Yes, sometimes it’s as bad as we fear
In the process of researching something else, I stumbled across an audit of a NYS agency with the grim title, “Mobile Devices with Sensitive Information are not Secure.” By the time I got done reading and browsing other audits, I totally forgot what I was looking for in the first place, but here’s what I found:
In August 2011, the Office of the State Comptroller published its audit of the New York State Office of Children and Family Services and found mobile security was seriously deficient. From their report:
We were able to access confidential information, including pictures of injuries related to investigations, progress notes, and files related to court petitions and medical requests, from mobile devices being used by staff at the Local Districts. Furthermore, we found three Local Districts were missing over 100 devices that could contain unencrypted caseworker data.[…]

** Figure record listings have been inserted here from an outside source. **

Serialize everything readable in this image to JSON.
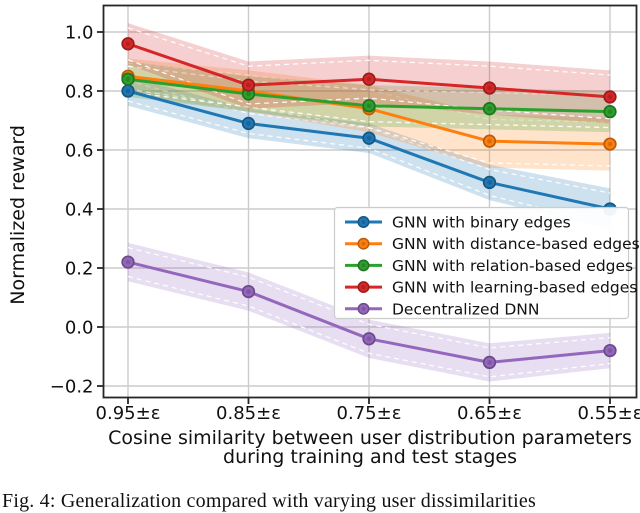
{
  "figure": {
    "caption": "Fig. 4: Generalization compared with varying user dissimilarities"
  },
  "chart_data": {
    "type": "line",
    "title": "",
    "ylabel": "Normalized reward",
    "xlabel_lines": [
      "Cosine similarity between user distribution parameters",
      "during training and test stages"
    ],
    "categories": [
      "0.95±ε",
      "0.85±ε",
      "0.75±ε",
      "0.65±ε",
      "0.55±ε"
    ],
    "yticks": {
      "labels": [
        "1.0",
        "0.8",
        "0.6",
        "0.4",
        "0.2",
        "0.0",
        "−0.2"
      ],
      "values": [
        1.0,
        0.8,
        0.6,
        0.4,
        0.2,
        0.0,
        -0.2
      ]
    },
    "ylim": [
      -0.24,
      1.09
    ],
    "grid": true,
    "grid_color": "#cccccc",
    "spine_color": "#262626",
    "legend_position": "lower-right-inside",
    "series": [
      {
        "name": "GNN with binary edges",
        "color": "#1f77b4",
        "values": [
          0.8,
          0.69,
          0.64,
          0.49,
          0.4
        ],
        "band": [
          0.05,
          0.05,
          0.05,
          0.06,
          0.07
        ]
      },
      {
        "name": "GNN with distance-based edges",
        "color": "#ff7f0e",
        "values": [
          0.85,
          0.8,
          0.74,
          0.63,
          0.62
        ],
        "band": [
          0.06,
          0.07,
          0.08,
          0.09,
          0.09
        ]
      },
      {
        "name": "GNN with relation-based edges",
        "color": "#2ca02c",
        "values": [
          0.84,
          0.79,
          0.75,
          0.74,
          0.73
        ],
        "band": [
          0.06,
          0.06,
          0.07,
          0.07,
          0.07
        ]
      },
      {
        "name": "GNN with learning-based edges",
        "color": "#d62728",
        "values": [
          0.96,
          0.82,
          0.84,
          0.81,
          0.78
        ],
        "band": [
          0.07,
          0.08,
          0.08,
          0.09,
          0.09
        ]
      },
      {
        "name": "Decentralized DNN",
        "color": "#9467bd",
        "values": [
          0.22,
          0.12,
          -0.04,
          -0.12,
          -0.08
        ],
        "band": [
          0.065,
          0.065,
          0.065,
          0.065,
          0.06
        ]
      }
    ]
  }
}
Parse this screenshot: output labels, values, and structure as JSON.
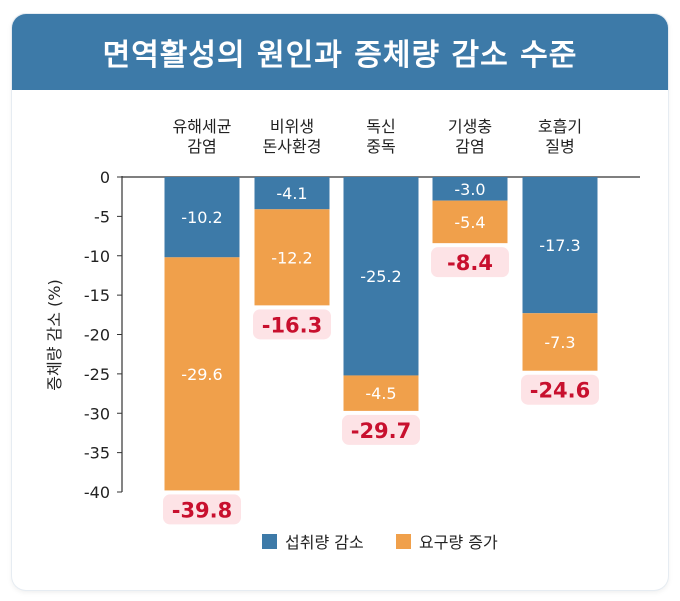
{
  "title": "면역활성의 원인과 증체량 감소 수준",
  "chart_data": {
    "type": "bar",
    "stacked": true,
    "categories": [
      [
        "유해세균",
        "감염"
      ],
      [
        "비위생",
        "돈사환경"
      ],
      [
        "독신",
        "중독"
      ],
      [
        "기생충",
        "감염"
      ],
      [
        "호흡기",
        "질병"
      ]
    ],
    "series": [
      {
        "name": "섭취량 감소",
        "color": "#3d7aa8",
        "values": [
          -10.2,
          -4.1,
          -25.2,
          -3.0,
          -17.3
        ]
      },
      {
        "name": "요구량 증가",
        "color": "#f0a04b",
        "values": [
          -29.6,
          -12.2,
          -4.5,
          -5.4,
          -7.3
        ]
      }
    ],
    "totals": [
      -39.8,
      -16.3,
      -29.7,
      -8.4,
      -24.6
    ],
    "ylabel": "증체량 감소 (%)",
    "ylim": [
      -40,
      0
    ],
    "yticks": [
      0,
      -5,
      -10,
      -15,
      -20,
      -25,
      -30,
      -35,
      -40
    ],
    "grid": false,
    "legend": "bottom",
    "total_label_color": "#c8102e",
    "total_label_bg": "#fde3e6"
  }
}
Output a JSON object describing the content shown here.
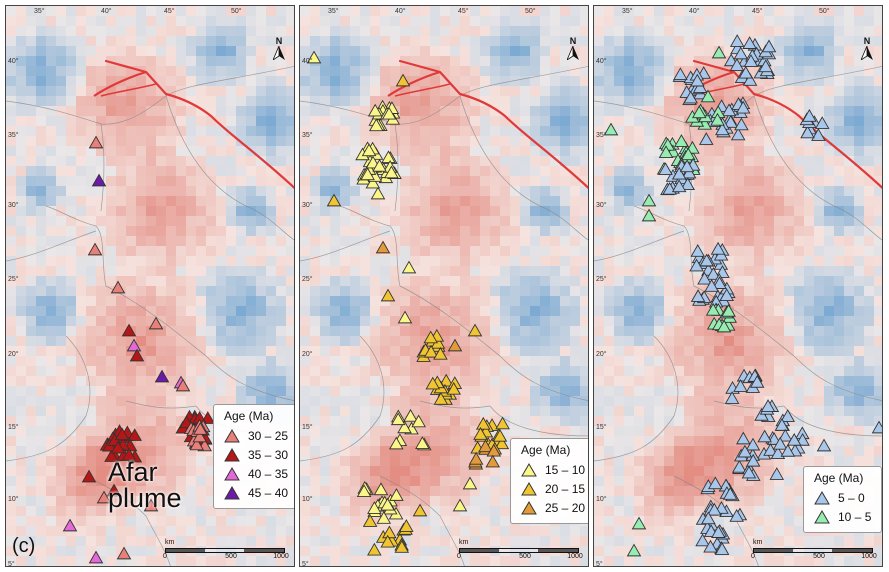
{
  "figure": {
    "panel_letter": "(c)",
    "annotation": [
      "Afar",
      "plume"
    ],
    "north_label": "N",
    "lon_ticks": [
      "35°",
      "40°",
      "45°",
      "50°"
    ],
    "lat_ticks": [
      "40°",
      "35°",
      "30°",
      "25°",
      "20°",
      "15°",
      "10°",
      "5°"
    ],
    "scale": {
      "unit": "km",
      "labels": [
        "0",
        "500",
        "1000"
      ]
    },
    "colors": {
      "slow_anomaly": "#e8a79e",
      "fast_anomaly": "#9dbfdc",
      "fault_line": "#e0393a",
      "borders": "#8a8a8a"
    }
  },
  "panels": [
    {
      "id": "panel-30-45ma",
      "legend_title": "Age (Ma)",
      "legend": [
        {
          "label": "30 – 25",
          "color": "#e8807a"
        },
        {
          "label": "35 – 30",
          "color": "#b51616"
        },
        {
          "label": "40 – 35",
          "color": "#e36ad6"
        },
        {
          "label": "45 – 40",
          "color": "#6e1aa8"
        }
      ]
    },
    {
      "id": "panel-10-25ma",
      "legend_title": "Age (Ma)",
      "legend": [
        {
          "label": "15 – 10",
          "color": "#fbf68a"
        },
        {
          "label": "20 – 15",
          "color": "#f0c531"
        },
        {
          "label": "25 – 20",
          "color": "#e39a3b"
        }
      ]
    },
    {
      "id": "panel-0-10ma",
      "legend_title": "Age (Ma)",
      "legend": [
        {
          "label": "5 – 0",
          "color": "#a9c7ea"
        },
        {
          "label": "10 – 5",
          "color": "#97ecb1"
        }
      ]
    }
  ]
}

During our site visits, we found child welfare data resided on unencrypted mobile devices and is not protected against unauthorized use. These include Quick Pads, Alpha Smarts and laptops with and without the Office for Technology image. There is a high risk an unauthorized user can obtain confidential information from these devices. This risk is further increased since some Local District staff connect the laptops to public wireless networks. We found:
Audit Findings and Recommendations:
- Unencrypted child welfare information on 14 laptops, some of which are used outside the Local District offices, at two Local Districts: Montgomery and Westchester counties. This information included investigation pictures, case notes, medical requests, police escort requests, school records and court petitions. Pictures on one laptop dated back to October 2009 and another laptop contained over 100 images. Additionally, we identified other laptops that did not have proper security settings in place. Although these devices were encrypted, some were missing security updates and none of the ones we reviewed had screensavers with password protection. The Information Security Officer should be providing guidance and direction to the Local Districts so that all devices being used have appropriate security controls in place.
- Eighteen of 91 Quick Pads at four Local Districts: Jefferson, Orange, and Westchester counties and New York City Administration for Children’s Services, contained confidential data about case investigations including names, phone numbers, information about drug use, sexual abuse, and financial information. We also recovered deleted data on two Alpha Smarts at another Local District. We were able to see names, addresses, phone numbers, medical information, and other sensitive information. Data on these devices needs to be overwritten to prevent old data from being recovered. Because Quick Pads and Alpha Smarts are not and cannot be encrypted, an unauthorized user only needs physical access to the device to read the data it contains.
- Twelve percent of the laptops with the Office for Technology image are not encrypted; despite the fact the current version of the image includes full disk encryption. Staff in the Office’s Information Security Unit told us some of these might have been issued during the initial pilot in 2006 when encryption was not yet required. However, in a 2006 report communicating the results of the pilot, the Office indicates they anticipated encrypting laptops used in the field.
We surveyed the Local Districts about the guidance they received from the Office in securing mobile devices. Out of the 55 Local Districts that responded, 18 stated they did not receive any guidance from the Office or only received cable locks for their laptops. The Office does not have a mobile device policy to guide the Local Districts nor does the Office require laptops and other mobile devices be encrypted in any of its other security policies. The Information Security Officer told auditors Local District staff do not store data locally. Further, the Information Security Unit believes Local Districts are not required to comply with the Standards, which require third party laptops containing personal, private, or sensitive State information to be encrypted.
You get the drift.
One year later, in September 2012, the state audited the agency again to determine if its recommendations had been implemented. From their report, it seems that the state agency implemented the recommendations. That’s good to see, but the fact that data on mobile devices had been unsecured or missing for years and would have likely remained that way were it not for the audit is … scary. What about auditing other state agencies for mobile security? This agency wasn’t the only state agency where serious security issues were noted in audits. And I’m particularly concerned about the NYC Department of Education, where earlier audits revealed serious deficits that the agency had not corrected.
With the recent hack of the South Carolina Department of Revenue, I would hope NYS agencies have gone into high gear to adequately harden their controls and protect our data. I would hope, but I am not optimistic.